Objective: Previous studies have reported abnormalities in both spontaneous and evoked electromagnetic brain activity in Alzheimer's disease (AD). We studied the auditory steady-state response (SSR) which represents the net effect of entrained background activity and superimposed cortical evoked responses, in AD patients and healthy controls.
Methods: Whole-head magnetoencephalography (MEG) was used to measure SSR to monaural 40-Hz stimulation in AD patients and age-matched controls. Equivalent current dipoles (ECD) of the SSR were modeled in each hemisphere, and source amplitudes were compared between the two groups using time-varying ECD models.

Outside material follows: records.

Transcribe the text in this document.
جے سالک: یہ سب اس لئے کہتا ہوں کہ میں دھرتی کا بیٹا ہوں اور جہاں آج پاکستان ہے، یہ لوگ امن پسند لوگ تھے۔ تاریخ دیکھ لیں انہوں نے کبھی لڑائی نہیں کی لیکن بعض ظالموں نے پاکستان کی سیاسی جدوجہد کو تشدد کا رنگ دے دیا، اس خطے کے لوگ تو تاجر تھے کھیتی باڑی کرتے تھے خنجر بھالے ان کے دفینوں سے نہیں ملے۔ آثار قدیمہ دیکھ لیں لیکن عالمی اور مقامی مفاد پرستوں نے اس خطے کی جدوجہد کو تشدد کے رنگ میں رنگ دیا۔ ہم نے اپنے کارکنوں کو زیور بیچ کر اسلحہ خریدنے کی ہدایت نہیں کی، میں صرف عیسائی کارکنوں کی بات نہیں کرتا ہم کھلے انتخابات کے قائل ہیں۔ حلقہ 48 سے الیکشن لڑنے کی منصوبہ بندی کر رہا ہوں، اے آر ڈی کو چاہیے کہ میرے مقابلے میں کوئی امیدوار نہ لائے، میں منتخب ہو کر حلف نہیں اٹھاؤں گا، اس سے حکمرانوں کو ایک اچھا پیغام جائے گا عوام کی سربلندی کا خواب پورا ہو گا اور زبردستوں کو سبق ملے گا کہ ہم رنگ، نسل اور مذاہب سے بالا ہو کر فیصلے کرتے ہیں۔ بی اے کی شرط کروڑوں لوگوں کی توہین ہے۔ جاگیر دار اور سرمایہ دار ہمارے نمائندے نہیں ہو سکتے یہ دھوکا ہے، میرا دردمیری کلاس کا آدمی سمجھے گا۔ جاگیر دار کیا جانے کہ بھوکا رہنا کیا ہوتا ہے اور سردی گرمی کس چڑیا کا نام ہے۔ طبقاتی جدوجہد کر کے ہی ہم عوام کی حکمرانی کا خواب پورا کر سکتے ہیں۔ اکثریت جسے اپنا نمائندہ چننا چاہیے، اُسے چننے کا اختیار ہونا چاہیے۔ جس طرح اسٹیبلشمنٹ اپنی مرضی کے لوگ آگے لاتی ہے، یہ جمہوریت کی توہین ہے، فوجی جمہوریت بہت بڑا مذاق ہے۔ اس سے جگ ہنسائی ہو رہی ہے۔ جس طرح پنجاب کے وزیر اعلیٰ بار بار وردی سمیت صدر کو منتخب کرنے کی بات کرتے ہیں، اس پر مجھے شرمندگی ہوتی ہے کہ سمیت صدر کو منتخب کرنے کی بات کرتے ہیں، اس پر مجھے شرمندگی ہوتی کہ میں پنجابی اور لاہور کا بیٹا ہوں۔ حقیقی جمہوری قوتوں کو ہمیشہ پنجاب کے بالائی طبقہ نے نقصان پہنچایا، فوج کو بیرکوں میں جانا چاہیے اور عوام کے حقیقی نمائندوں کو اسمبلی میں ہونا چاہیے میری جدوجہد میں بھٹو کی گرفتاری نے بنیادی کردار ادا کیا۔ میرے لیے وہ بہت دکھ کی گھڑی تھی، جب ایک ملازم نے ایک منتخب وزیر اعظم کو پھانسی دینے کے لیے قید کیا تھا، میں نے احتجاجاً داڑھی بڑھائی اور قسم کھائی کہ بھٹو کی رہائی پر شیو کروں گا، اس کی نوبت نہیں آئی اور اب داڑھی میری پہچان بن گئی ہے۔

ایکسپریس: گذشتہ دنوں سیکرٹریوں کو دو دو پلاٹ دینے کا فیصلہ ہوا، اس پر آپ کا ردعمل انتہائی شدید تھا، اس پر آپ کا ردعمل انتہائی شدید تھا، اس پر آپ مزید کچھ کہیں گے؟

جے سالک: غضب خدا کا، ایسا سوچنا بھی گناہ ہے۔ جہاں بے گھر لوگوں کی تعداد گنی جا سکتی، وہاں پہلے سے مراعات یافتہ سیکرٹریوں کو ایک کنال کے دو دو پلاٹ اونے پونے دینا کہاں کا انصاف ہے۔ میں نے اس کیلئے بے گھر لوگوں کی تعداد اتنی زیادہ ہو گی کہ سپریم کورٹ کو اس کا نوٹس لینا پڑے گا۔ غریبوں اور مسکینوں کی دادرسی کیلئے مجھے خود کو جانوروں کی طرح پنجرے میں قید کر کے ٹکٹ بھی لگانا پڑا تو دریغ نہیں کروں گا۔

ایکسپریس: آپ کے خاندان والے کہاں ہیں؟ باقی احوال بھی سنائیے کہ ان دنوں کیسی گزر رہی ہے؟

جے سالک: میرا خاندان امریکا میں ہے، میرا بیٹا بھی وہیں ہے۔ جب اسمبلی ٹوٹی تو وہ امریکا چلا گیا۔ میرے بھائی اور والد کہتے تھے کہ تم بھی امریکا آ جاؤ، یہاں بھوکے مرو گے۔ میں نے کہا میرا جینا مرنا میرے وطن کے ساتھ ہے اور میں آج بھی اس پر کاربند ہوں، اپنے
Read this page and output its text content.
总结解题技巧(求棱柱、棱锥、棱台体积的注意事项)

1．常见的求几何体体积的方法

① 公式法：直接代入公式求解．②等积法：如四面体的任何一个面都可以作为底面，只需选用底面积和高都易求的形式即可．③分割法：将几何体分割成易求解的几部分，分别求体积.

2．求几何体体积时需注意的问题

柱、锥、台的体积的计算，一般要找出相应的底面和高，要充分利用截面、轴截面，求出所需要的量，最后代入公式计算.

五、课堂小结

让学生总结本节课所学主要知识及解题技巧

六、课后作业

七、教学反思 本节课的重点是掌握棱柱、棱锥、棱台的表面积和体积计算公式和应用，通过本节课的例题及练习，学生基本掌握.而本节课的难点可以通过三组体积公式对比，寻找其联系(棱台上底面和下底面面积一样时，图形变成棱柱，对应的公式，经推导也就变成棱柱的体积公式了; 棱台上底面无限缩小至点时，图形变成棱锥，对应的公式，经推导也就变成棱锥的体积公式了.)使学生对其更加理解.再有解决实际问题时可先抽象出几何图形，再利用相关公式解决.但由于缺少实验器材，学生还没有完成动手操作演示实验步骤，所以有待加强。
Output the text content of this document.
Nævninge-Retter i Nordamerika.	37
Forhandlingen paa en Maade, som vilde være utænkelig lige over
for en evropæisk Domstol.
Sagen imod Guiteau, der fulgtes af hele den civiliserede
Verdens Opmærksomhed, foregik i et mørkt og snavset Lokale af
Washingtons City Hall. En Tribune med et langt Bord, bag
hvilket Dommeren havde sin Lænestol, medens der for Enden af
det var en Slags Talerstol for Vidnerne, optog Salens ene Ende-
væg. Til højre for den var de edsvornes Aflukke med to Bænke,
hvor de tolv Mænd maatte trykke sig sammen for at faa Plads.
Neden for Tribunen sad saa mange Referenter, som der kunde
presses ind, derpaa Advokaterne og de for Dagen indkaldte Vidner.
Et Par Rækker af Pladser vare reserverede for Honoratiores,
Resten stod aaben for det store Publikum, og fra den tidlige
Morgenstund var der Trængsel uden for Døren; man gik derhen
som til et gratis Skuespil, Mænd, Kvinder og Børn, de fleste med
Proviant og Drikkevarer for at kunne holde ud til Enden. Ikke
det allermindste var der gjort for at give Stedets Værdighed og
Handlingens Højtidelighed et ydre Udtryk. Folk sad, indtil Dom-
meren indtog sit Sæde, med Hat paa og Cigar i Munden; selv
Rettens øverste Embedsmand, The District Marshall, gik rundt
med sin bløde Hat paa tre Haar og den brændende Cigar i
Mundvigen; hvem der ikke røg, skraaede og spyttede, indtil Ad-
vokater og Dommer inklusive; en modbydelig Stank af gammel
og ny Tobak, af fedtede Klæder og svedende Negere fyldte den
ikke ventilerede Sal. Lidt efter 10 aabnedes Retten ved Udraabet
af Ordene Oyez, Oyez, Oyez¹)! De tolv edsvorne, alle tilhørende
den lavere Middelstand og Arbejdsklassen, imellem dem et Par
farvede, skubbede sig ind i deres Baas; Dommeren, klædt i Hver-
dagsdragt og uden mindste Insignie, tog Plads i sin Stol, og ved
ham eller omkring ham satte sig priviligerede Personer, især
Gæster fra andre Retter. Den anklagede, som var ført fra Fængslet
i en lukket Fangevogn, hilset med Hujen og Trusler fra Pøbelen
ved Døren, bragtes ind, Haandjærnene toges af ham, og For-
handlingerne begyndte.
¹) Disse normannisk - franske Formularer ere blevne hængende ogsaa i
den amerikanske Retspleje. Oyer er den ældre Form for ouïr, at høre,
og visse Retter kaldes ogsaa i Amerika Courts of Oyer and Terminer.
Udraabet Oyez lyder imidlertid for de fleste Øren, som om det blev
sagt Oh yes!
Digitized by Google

Results: Our results indicate that the SSR is significantly increased in AD patients with mild to moderate cognitive deterioration in comparison with healthy elderly subjects.
Conclusions: Goal-directed functioning requires optimization of inhibitory and excitatory inputs in the cortex, allowing the adaptation of responsiveness to repetitive stimulation with low relevance. The present results suggest that this balance is impaired in AD, manifesting itself in decreased inhibition in cortical auditory processing and impaired adaptation of the stimulus-locked activity, probably due to abnormalities in cholinergic modulation.
Significance: MEG appears to be a sensitive tool to detect abnormalities of auditory processing already in early stages of AD.